Lying back on a hammock and patio chairs, the four of us stare up at a sky perforated with light. The Big Dipper. The North Star. Jupiter. Cassieopia. And across the top, like a hazy cummerbund, the Milky Way.
It's the last night of August, the middle night of the Labor Day weekend. We're on the dock at the cabin of friends on Burntside Lake near Ely. We are spanking clean from the sauna and subsequent plunges in the lake. The night is soft and warm. A gentle breeze sweeps across our bare arms and legs. Now we simply lie back, beholding the wonder and mystery of the galaxy, announcing each shooting star.
Three Labs -- two blacks and a yellow -- click toenails on the cedar planks, moving from one of us to another, seeking love. Or at least an ear rub.
Perhaps there is a heaven. I am not sure about that. All I know is that life here on Earth does not get much sweeter than this. Old friends. Cabin lights winking yellow across the lake. The black treeline of wise old pines.
The cabin days are as good as the cabin nights. Eagles carve circles against the sky. A hen mallard wings past the dock at eye level. And, most improbably, a chickadee lands on my friend's hand while it's draped over his knee.
ADVERTISEMENT
A couple of us paddle kayaks about 10 miles one afternoon in lively seas. A couple of us specialize in dock talk. The smell of woodsmoke drifts out of the log sauna and over the dock until finally we can wait no longer. It's about 10 steps from the sauna to the end of the dock, where we hurl our beet-red bodies into the night air and wait for the lake to rise up and meet us.
People elsewhere might wonder why we live up here. How we endure the bitter winters. Why we put up with blackflies and mosquitoes. Why we don't just get out of here to someplace where it's always warm.

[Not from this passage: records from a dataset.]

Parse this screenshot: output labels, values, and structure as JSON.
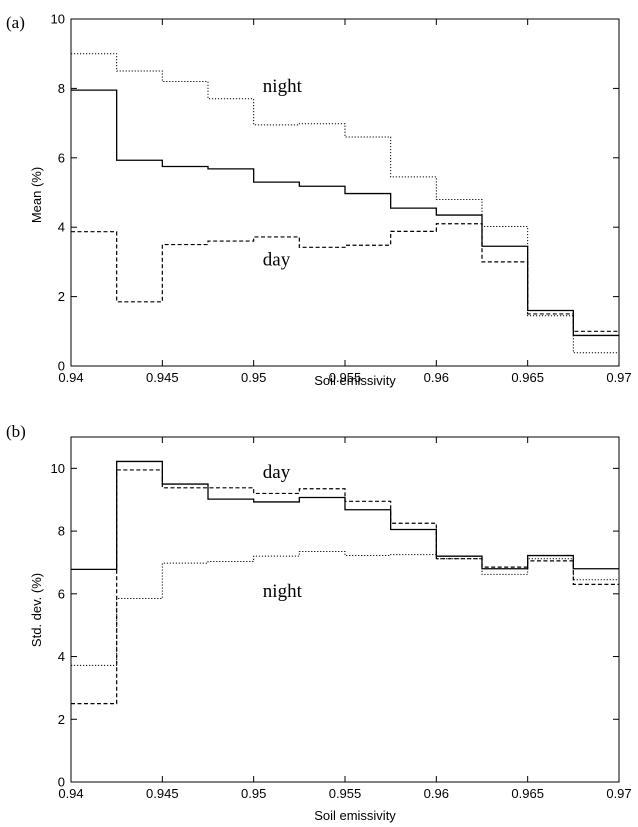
{
  "chart_data": [
    {
      "type": "line",
      "step": true,
      "panel_label": "(a)",
      "xlabel": "Soil emissivity",
      "ylabel": "Mean (%)",
      "xlim": [
        0.94,
        0.97
      ],
      "ylim": [
        0,
        10
      ],
      "x_ticks": [
        "0.94",
        "0.945",
        "0.95",
        "0.955",
        "0.96",
        "0.965",
        "0.97"
      ],
      "y_ticks": [
        "0",
        "2",
        "4",
        "6",
        "8",
        "10"
      ],
      "bin_edges": [
        0.94,
        0.9425,
        0.945,
        0.9475,
        0.95,
        0.9525,
        0.955,
        0.9575,
        0.96,
        0.9625,
        0.965,
        0.9675,
        0.97
      ],
      "series": [
        {
          "values": [
            7.95,
            5.93,
            5.75,
            5.68,
            5.3,
            5.18,
            4.97,
            4.55,
            4.35,
            3.45,
            1.6,
            0.88
          ],
          "line_style": "solid"
        },
        {
          "values": [
            3.87,
            1.85,
            3.5,
            3.6,
            3.72,
            3.42,
            3.48,
            3.88,
            4.1,
            3.0,
            1.5,
            1.0
          ],
          "line_style": "dashed"
        },
        {
          "values": [
            9.0,
            8.5,
            8.2,
            7.7,
            6.95,
            6.98,
            6.6,
            5.45,
            4.8,
            4.02,
            1.45,
            0.38
          ],
          "line_style": "dotted"
        }
      ],
      "annotations": [
        {
          "text": "night",
          "x": 0.9505,
          "y": 7.9
        },
        {
          "text": "day",
          "x": 0.9505,
          "y": 2.9
        }
      ],
      "grid": false
    },
    {
      "type": "line",
      "step": true,
      "panel_label": "(b)",
      "xlabel": "Soil emissivity",
      "ylabel": "Std. dev. (%)",
      "xlim": [
        0.94,
        0.97
      ],
      "ylim": [
        0,
        11
      ],
      "x_ticks": [
        "0.94",
        "0.945",
        "0.95",
        "0.955",
        "0.96",
        "0.965",
        "0.97"
      ],
      "y_ticks": [
        "0",
        "2",
        "4",
        "6",
        "8",
        "10"
      ],
      "bin_edges": [
        0.94,
        0.9425,
        0.945,
        0.9475,
        0.95,
        0.9525,
        0.955,
        0.9575,
        0.96,
        0.9625,
        0.965,
        0.9675,
        0.97
      ],
      "series": [
        {
          "values": [
            6.78,
            10.22,
            9.5,
            9.02,
            8.93,
            9.07,
            8.68,
            8.05,
            7.2,
            6.8,
            7.22,
            6.8
          ],
          "line_style": "solid"
        },
        {
          "values": [
            2.5,
            9.95,
            9.38,
            9.38,
            9.2,
            9.35,
            8.95,
            8.25,
            7.12,
            6.85,
            7.05,
            6.3
          ],
          "line_style": "dashed"
        },
        {
          "values": [
            3.72,
            5.85,
            6.98,
            7.03,
            7.2,
            7.35,
            7.22,
            7.25,
            7.12,
            6.62,
            7.12,
            6.45
          ],
          "line_style": "dotted"
        }
      ],
      "annotations": [
        {
          "text": "day",
          "x": 0.9505,
          "y": 9.7
        },
        {
          "text": "night",
          "x": 0.9505,
          "y": 5.9
        }
      ],
      "grid": false
    }
  ]
}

They don't understand that we aren't after consistency. We are after contrast. We love the sound of dry snow crunching underfoot in February and the call of a whitethroat on a June morning. We value the thunder of a lake making ice on a December night and the sound of waves kissing a piece of Canadian Shield in July. We like the way the heat rolls around from the woodstove to the top bench of the sauna, and we're just as eager for the cool plunge into the waiting lake.
Somewhere out there, loons idle. Mallards sleep. The osprey chicks in the nest just down the bay snuggle down in their basket of sticks.
There are a lot of good places to live in this world. Places with tropical birds and coral reefs and endless beaches. Places with caribou herds and kangaroos and roseate spoonbills.
But here on the dock under a million nightlights, northern Minnesota has never felt more right.